Il est des programmes radiophoniques ou des articles que l’on regrette d’avoir consommés trop vite. Les médias orbitant autour de Johnny Ferdinand — de Caraïbes FM à Média Libre — et de Guerrier Dieuseul avec Métronome en offrent chaque jour la démonstration. On y découvre moins une ligne éditoriale qu’une stratégie politique : marteler, répéter, accuser. Au bout de quelques minutes, la migraine prend le dessus sur l’information.
Un écosystème médiatique « aux ordres »
Depuis des mois, un tandem Ferdinand–Dieuseul s’impose sur les ondes et en ligne. Média Libre (piloté par Johnny Ferdinand) sert la poussée numérique et publie des articles à charge ; le compte X de Métronome, animé par Guerrier Dieuseul — surnommé par ses détracteurs « Monsieur 3 millions de gourdes » en référence à cette forte somme d’argent perçue du F’NE pour un compte X — assure la caisse de résonance des réseaux sociaux ; Caraïbes FM relaye et amplifie. Plusieurs canaux, un même récit. Leur priorité : installer un procès permanent contre l’ancienne opposition, au premier rang André Michel, Marjorie Michel et Nenel Cassy.

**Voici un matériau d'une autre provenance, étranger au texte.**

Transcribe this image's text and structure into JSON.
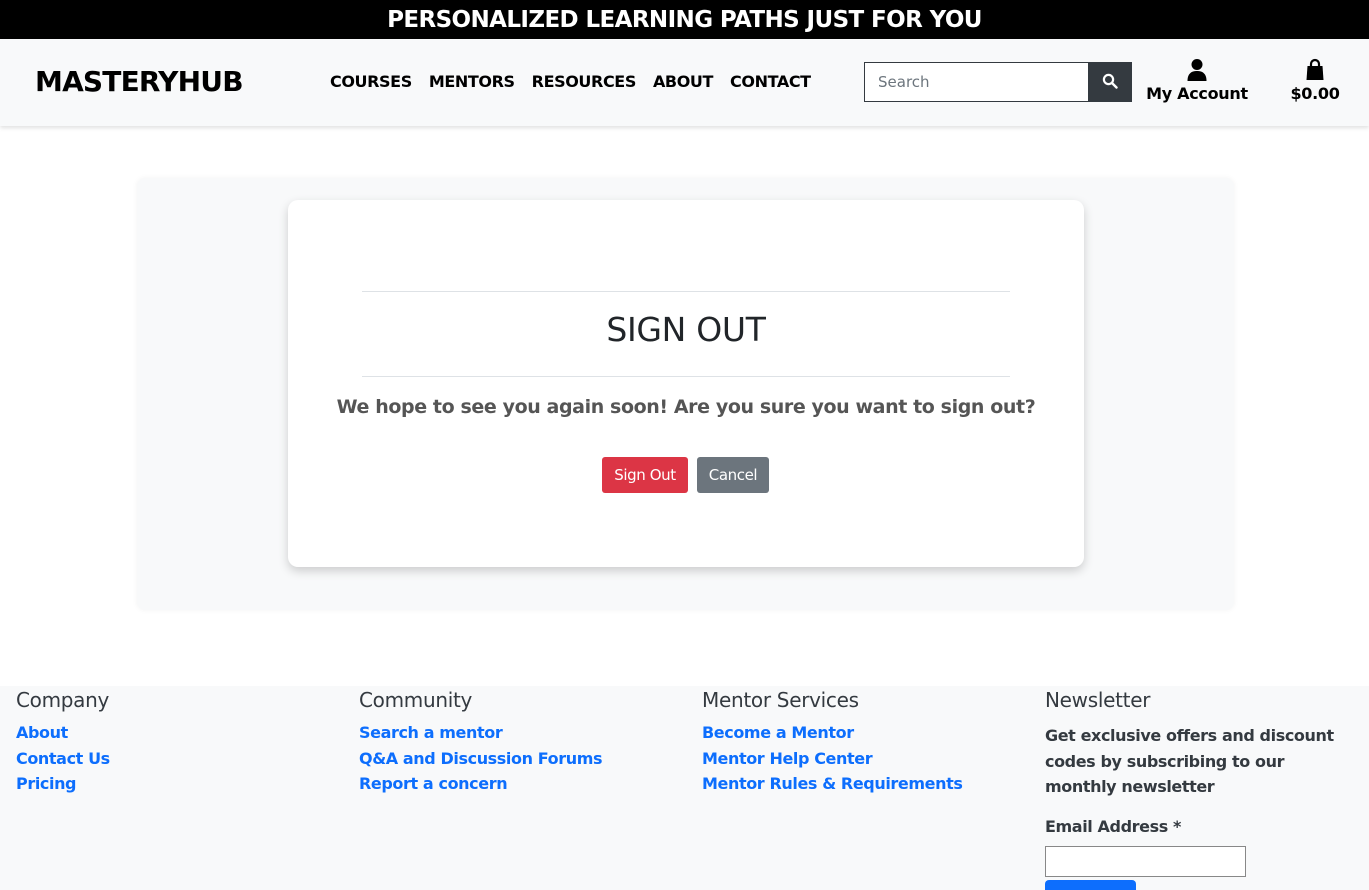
{
  "promo": {
    "text": "PERSONALIZED LEARNING PATHS JUST FOR YOU"
  },
  "header": {
    "logo": "MASTERYHUB",
    "nav": [
      "COURSES",
      "MENTORS",
      "RESOURCES",
      "ABOUT",
      "CONTACT"
    ],
    "search": {
      "placeholder": "Search",
      "icon": "search-icon"
    },
    "account": {
      "label": "My Account",
      "icon": "user-icon"
    },
    "bag": {
      "total": "$0.00",
      "icon": "shopping-bag-icon"
    }
  },
  "signout": {
    "title": "SIGN OUT",
    "message": "We hope to see you again soon! Are you sure you want to sign out?",
    "confirm_label": "Sign Out",
    "cancel_label": "Cancel"
  },
  "footer": {
    "company": {
      "heading": "Company",
      "links": [
        "About",
        "Contact Us",
        "Pricing"
      ]
    },
    "community": {
      "heading": "Community",
      "links": [
        "Search a mentor",
        "Q&A and Discussion Forums",
        "Report a concern"
      ]
    },
    "mentor": {
      "heading": "Mentor Services",
      "links": [
        "Become a Mentor",
        "Mentor Help Center",
        "Mentor Rules & Requirements"
      ]
    },
    "newsletter": {
      "heading": "Newsletter",
      "text": "Get exclusive offers and discount codes by subscribing to our monthly newsletter",
      "email_label": "Email Address *",
      "email_value": ""
    }
  },
  "colors": {
    "promo_bg": "#000000",
    "header_bg": "#f8f9fa",
    "danger": "#dc3545",
    "secondary": "#6c757d",
    "link": "#0d6efd",
    "dark": "#343a40"
  }
}
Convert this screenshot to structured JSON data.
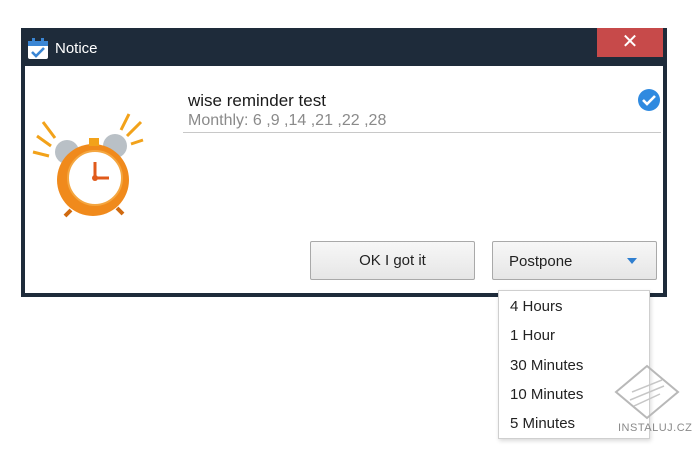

La diabolisation méthodique de l’adversaire
La mécanique est bien huilée : un seul discours, un seul narratif, aucune contradiction. Les accusés ne sont pas invités, leurs versions ne sont pas entendues. Peu importe qu’ils n’aient jamais été condamnés par la justice ni exercé de fonctions exécutives (dans le cas d’André Michel). Le simple fait d’avoir résisté au régime « tèt kale » suffit à les marquer au fer rouge.
Le 30 août, Média Libre publie encore un texte au vitriol contre Nenel Cassy, s’appuyant sur un rapport de la FJKL, présidé par Me Samuel Madistin , également avocat de Réginald Boulos et de Youri Lartotue. Mais la même ferveur disparaît dès qu’il s’agit de proches du pouvoir PHTK.
Deux poids, deux mesures
L’indignation se fait sélective. Les noms de Youry Latortue, Pierre Réginald Boulos (incarcéré aux États-Unis) ou Alfredo Antoine , (arrêté par le DCPJ, puis libéré par le Commissaire du gouvernement de Port- au – Prince)— cités dans divers dossiers ou rapports (ULCC, DCPJ, cabinets d’instruction, instances internationales) — ne bénéficient ni de la même insistance ni du même zèle. À l’antenne, Michel Martelly et ses alliés restent largement épargnés, alors que les controverses abondent (PetroCaribe, ONA, BNC, matériels du CNE, allégations de liens avec des gangs et de trafics). Ici, nous parlons d’allégations et de citations de rapports, non de verdicts : c’est justement le rôle du journalisme de les passer au crible… pas de les passer sous silence.
Le rôle pivot de Guerrier Dieuseul
Dans cet agencement, Guerrier Dieuseul n’est pas une note de bas de page : c’est un pivot. Son compte X Métronome offre le cadre et le ton — attaques répétées contre André Michel et Nenel Cassy, éléments de langage copiés-collés d’un jour à l’autre, indignations calibrées. L’homme de radio fait exister l’angle choisi, légitime la cible, normalise la charge. Le résultat : une synergie entre l’écrit (Média Libre), la radio (Caraïbes FM) et les réseaux ( Métronome ), où Ferdinand et Dieuseul se répartissent les rôles entre production de contenus, éditorialisation et amplification.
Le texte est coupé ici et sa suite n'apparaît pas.